Abstract

TiO2 was known as a golden heterogeneous photocatalyst due to its chemical stability, low cost, nontoxicity, and strong oxidizing power. However, anatase TiO2 predominantly absorbs the photon energy in the ultraviolet region (λ < 387.5 nm); therefore, to increase the utilization of sunlight, the approach of doping of metals and nonmetals into pure TiO2 is implemented. Here we incorporate the dopants of Zr, Si, V, W, Ge, Cr, Sn, Mo, and Pb into the TiO2 lattice and study the optoelectronic properties, including the formation energies and the electron charge distributions, using the Vienna ab initio Simulation Package (VASP) from the hybrid functional of Heyd, Scuseria, and Erhzerhof (HSE06). We observed that V-, Mo-, and Cr-doped systems introduce shallow impurity states within the band gap, and those states influence the shift of the absorbance spectra to visible light by enhancing the photocatalytic efficiency. W-doped anatase TiO2 structure reduces the band gap of the pure anatase TiO2 by 0.7 eV. Notably, this reduction occurs without the introduction of any impurity states between the band edges.

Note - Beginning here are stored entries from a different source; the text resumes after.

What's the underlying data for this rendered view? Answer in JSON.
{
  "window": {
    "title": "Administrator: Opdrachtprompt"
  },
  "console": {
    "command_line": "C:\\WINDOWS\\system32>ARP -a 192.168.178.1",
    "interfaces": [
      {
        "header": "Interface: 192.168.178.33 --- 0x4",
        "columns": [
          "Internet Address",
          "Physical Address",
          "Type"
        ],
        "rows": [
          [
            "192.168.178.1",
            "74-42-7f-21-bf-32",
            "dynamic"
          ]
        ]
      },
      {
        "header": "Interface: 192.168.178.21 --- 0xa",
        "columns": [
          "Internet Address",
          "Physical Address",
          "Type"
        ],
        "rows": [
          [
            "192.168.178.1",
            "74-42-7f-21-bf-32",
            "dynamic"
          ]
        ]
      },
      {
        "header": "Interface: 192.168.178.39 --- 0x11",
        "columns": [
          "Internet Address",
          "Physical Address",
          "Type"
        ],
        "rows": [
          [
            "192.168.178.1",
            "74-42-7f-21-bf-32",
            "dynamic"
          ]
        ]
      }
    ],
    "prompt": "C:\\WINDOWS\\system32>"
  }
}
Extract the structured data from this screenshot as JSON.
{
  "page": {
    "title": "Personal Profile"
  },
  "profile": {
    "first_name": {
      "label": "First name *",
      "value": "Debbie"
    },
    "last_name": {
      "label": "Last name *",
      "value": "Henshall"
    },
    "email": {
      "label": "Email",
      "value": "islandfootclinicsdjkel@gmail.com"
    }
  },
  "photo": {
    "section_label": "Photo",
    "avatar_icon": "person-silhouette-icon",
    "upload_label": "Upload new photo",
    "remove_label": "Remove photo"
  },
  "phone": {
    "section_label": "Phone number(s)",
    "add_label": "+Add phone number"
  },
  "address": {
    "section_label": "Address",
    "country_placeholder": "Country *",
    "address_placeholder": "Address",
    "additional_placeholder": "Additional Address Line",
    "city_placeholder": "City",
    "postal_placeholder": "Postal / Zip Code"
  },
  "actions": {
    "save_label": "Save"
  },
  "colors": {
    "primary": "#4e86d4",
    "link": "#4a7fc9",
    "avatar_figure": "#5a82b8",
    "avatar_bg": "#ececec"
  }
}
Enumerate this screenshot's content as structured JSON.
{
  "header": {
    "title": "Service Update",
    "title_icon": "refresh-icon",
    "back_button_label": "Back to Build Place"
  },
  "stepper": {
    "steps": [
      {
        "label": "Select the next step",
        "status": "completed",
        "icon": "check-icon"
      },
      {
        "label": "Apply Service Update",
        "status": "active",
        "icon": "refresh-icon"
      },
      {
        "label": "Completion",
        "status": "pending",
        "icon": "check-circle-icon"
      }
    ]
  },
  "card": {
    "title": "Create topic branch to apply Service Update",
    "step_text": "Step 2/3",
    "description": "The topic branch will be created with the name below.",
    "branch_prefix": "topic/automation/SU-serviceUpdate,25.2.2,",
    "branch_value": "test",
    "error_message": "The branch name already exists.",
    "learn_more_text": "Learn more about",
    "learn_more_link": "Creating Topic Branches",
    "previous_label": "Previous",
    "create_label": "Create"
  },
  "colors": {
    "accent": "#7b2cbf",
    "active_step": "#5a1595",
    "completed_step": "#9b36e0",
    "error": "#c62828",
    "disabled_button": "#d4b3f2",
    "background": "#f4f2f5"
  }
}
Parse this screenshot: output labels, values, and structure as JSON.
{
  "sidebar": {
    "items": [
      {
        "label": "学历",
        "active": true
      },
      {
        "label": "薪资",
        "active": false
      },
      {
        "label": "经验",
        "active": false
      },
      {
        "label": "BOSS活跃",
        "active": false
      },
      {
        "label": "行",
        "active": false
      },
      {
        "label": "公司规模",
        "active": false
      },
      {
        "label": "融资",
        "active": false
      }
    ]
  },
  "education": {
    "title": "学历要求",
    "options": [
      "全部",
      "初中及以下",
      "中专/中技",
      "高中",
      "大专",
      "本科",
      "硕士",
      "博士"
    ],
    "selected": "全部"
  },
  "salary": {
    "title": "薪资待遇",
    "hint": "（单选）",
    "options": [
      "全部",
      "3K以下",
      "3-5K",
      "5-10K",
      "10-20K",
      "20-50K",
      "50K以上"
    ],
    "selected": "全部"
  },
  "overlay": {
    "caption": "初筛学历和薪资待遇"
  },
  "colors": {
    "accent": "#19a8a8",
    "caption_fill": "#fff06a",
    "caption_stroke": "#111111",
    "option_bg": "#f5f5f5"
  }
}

Additionally, the absorption edge of the solar spectrum shifts toward lower photon energy from 3.5 to 3.1 eV. From Bader charge analysis, we observed that mainly the charge transfer occurred from the dopants and charge accumulation happened around nearby oxygen atoms. The ferromagnetism was observed in V-, Cr-, Mo-, and W-doped anatase TiO2 structures due to the charge imbalance of the spin-up and spin-down states.